Question
Legal Studies Question on Criminal Law
In Gautam Navlakha v. National Investigation Agency, 2021 SCC OnLine SC 382, the court analysed the ambit of Article 22 of the Constitution of India and also the scope of the expression ‘arrest’ contained therein and also under the relevant provisions of the Code of Criminal Procedure, 1973 (CrPC). ‘Arrest’ may be classified into two categories, namely, the arrest under a warrant issued by a court and arrest without warrant. Section 57 of the Code of Criminal Procedure clearly directs that the investigation should be completed in the first instance within 24 hours; if not the arrested person should be brought before a Magistrate as provided under Section 167 of the Code of Criminal Procedure. Turning now to Article 22(1) and (2), we must ascertain whether its protection extends to both categories of arrests mentioned above, and, if not, then which one of them comes within its protection. There can be no matter of doubt that arrests without warrants issued by a court call for greater protection than do arrests under such warrants.
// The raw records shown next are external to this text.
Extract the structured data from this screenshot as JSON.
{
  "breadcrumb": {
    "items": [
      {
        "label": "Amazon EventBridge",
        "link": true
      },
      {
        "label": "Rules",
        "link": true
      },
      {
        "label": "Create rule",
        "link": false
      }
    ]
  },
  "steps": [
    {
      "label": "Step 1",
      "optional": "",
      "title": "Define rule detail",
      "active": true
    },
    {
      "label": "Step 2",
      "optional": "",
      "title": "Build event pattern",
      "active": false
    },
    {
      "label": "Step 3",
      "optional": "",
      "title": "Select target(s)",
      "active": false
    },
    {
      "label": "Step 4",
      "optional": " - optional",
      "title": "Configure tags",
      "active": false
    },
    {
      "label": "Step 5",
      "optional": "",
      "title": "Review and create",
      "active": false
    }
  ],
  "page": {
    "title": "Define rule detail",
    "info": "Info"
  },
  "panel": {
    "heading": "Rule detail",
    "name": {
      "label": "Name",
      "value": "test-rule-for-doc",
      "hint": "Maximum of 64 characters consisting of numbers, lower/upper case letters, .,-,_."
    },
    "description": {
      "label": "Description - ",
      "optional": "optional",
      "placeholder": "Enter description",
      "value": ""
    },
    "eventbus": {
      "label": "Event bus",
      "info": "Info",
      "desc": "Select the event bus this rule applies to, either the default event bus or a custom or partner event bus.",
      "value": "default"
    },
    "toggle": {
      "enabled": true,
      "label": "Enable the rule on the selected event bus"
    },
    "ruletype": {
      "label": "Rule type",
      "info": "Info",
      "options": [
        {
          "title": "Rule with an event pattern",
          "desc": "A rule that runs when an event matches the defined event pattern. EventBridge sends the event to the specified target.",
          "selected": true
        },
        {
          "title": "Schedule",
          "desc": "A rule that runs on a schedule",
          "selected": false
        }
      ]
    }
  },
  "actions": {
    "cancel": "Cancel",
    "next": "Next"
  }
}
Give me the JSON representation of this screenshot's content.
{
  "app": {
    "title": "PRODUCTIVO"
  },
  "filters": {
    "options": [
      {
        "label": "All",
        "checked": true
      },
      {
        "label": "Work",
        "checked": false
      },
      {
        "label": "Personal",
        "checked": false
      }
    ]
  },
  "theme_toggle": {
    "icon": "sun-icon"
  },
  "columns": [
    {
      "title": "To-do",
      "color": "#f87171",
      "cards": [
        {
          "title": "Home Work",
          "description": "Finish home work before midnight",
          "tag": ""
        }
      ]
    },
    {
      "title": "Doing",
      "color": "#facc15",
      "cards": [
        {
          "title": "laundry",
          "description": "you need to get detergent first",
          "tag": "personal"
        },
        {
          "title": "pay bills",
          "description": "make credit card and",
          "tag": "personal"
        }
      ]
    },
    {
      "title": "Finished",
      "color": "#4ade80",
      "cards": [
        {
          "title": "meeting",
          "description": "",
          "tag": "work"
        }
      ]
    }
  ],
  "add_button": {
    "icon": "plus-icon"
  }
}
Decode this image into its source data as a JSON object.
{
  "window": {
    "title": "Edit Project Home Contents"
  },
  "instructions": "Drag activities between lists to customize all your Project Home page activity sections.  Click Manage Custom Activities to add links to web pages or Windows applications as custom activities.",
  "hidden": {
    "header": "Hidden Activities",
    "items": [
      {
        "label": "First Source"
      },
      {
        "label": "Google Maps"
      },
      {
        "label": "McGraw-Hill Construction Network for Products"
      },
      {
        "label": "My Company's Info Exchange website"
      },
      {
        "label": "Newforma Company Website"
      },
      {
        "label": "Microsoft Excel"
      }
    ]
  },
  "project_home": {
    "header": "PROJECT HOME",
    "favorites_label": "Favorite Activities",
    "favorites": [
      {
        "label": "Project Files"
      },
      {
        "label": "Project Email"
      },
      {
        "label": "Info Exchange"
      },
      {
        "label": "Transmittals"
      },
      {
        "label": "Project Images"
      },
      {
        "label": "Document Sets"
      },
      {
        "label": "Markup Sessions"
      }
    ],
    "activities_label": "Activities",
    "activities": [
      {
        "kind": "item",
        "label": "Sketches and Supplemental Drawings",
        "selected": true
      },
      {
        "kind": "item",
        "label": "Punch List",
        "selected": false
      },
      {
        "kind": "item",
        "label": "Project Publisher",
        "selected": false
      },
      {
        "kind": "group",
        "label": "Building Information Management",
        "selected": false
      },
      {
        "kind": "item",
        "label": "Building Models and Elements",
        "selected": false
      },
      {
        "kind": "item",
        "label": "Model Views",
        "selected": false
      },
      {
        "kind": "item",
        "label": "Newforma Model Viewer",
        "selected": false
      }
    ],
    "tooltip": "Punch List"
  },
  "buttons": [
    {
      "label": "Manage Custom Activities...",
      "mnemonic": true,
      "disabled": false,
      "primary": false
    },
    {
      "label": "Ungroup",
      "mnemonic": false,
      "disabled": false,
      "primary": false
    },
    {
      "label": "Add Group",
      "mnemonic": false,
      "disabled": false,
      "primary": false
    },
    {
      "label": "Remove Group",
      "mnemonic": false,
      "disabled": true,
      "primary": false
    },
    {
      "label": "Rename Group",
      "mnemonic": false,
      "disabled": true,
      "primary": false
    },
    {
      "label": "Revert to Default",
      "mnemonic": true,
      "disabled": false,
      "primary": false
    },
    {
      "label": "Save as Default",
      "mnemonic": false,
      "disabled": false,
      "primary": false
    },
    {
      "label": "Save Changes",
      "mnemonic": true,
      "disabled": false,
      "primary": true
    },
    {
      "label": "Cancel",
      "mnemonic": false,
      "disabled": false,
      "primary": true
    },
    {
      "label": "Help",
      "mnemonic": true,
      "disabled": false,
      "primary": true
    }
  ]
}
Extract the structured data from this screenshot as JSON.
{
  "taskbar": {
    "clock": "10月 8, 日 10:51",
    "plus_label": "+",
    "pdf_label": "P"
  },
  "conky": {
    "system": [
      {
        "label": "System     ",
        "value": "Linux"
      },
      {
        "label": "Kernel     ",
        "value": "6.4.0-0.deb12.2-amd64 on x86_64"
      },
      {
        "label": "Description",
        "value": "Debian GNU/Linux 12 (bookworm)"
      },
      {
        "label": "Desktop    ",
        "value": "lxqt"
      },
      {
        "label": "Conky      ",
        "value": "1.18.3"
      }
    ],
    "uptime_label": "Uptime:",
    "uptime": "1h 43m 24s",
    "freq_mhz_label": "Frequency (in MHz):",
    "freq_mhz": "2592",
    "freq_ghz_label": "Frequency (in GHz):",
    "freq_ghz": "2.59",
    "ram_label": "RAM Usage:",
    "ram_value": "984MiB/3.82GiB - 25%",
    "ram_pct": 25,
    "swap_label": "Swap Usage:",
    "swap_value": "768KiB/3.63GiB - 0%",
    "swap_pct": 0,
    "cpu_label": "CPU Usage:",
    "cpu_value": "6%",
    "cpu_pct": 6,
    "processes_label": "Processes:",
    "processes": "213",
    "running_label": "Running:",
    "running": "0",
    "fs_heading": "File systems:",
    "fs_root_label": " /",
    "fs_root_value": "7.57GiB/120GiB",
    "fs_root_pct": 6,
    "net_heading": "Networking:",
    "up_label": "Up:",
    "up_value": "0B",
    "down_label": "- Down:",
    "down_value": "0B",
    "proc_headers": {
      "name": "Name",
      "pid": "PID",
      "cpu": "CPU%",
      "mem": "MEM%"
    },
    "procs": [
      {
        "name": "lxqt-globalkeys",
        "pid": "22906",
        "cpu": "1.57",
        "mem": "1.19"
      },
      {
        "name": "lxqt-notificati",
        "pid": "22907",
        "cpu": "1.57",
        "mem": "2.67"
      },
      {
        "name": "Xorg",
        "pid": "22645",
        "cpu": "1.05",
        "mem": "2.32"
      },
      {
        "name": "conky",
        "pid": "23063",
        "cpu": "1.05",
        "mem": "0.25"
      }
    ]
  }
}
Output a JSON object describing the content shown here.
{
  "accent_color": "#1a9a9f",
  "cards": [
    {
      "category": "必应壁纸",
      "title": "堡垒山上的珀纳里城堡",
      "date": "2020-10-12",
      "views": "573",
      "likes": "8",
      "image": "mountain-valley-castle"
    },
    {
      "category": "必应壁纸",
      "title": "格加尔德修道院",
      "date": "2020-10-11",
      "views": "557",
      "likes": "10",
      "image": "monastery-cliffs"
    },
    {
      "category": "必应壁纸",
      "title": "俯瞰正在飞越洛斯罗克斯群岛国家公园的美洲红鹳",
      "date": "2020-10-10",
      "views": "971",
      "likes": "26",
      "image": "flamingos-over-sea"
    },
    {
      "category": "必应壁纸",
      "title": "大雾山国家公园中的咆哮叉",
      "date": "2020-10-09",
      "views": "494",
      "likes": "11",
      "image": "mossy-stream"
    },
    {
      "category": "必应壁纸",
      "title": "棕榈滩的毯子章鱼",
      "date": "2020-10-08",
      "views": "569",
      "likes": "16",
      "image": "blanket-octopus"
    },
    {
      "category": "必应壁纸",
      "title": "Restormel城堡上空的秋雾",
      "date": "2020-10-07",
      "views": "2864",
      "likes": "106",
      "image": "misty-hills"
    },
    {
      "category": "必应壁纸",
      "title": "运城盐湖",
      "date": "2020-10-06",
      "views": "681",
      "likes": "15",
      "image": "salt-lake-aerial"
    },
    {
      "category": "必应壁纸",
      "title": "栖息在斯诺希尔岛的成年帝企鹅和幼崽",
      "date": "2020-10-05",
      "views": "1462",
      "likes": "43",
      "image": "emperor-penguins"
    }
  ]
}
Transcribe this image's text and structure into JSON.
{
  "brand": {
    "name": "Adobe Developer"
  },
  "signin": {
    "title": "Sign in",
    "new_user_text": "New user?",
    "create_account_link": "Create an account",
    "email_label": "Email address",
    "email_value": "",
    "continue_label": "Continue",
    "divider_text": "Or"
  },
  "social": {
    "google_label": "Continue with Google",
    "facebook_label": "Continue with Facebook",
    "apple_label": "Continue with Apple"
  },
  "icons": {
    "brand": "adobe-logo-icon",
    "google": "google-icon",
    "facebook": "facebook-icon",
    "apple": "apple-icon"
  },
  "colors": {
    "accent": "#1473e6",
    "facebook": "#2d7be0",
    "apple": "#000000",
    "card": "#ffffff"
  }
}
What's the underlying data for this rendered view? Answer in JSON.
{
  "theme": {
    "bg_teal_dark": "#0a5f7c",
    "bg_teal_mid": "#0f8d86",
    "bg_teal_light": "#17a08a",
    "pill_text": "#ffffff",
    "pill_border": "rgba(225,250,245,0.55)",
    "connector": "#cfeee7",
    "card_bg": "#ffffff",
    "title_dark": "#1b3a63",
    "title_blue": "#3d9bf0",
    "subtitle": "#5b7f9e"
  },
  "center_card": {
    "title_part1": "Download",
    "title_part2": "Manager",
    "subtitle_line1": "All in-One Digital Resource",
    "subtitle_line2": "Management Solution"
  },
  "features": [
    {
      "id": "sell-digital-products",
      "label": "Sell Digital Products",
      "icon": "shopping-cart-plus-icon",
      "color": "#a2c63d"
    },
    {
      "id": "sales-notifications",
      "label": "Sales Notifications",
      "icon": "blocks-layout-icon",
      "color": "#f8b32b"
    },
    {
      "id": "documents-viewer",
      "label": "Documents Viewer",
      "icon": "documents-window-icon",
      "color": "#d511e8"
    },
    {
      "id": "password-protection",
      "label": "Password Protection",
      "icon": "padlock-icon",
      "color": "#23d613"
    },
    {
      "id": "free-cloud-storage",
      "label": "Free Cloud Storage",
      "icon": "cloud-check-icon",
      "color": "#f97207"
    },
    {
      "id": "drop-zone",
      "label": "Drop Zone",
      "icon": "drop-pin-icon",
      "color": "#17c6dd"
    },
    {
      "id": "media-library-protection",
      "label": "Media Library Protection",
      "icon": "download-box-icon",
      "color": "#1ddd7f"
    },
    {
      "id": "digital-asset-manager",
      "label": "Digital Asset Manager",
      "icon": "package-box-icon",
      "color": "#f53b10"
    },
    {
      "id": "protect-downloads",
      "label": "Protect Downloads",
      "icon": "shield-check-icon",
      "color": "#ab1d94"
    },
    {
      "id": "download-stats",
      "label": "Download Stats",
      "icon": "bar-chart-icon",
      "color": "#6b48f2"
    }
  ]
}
The provision that the arrested person should within 24 hours be produced before the nearest Magistrate is particularly desirable in the case of arrest otherwise than under a warrant issued by the court, for it ensures the immediate application of a judicial mind to the legal authority of the person making the arrest and the regularity of the procedure adopted by him. In the case of arrest under a warrant issued by a court, the judicial mind had already been applied to the case when the warrant was issued and, therefore, there is less reason for making such production in that case a matter of a substantive fundamental right. The matter of ‘House Arrest’ was deliberated by the court as: “There can be no quarrel with the proposition that a court cannot remand a person unless the court is authorised to do so by law. We are of the view, that in the facts of this case, the house arrest was not ordered purporting to be under Section 167. We observe that under Section 167 in appropriate cases it will be open to courts to order house arrest.”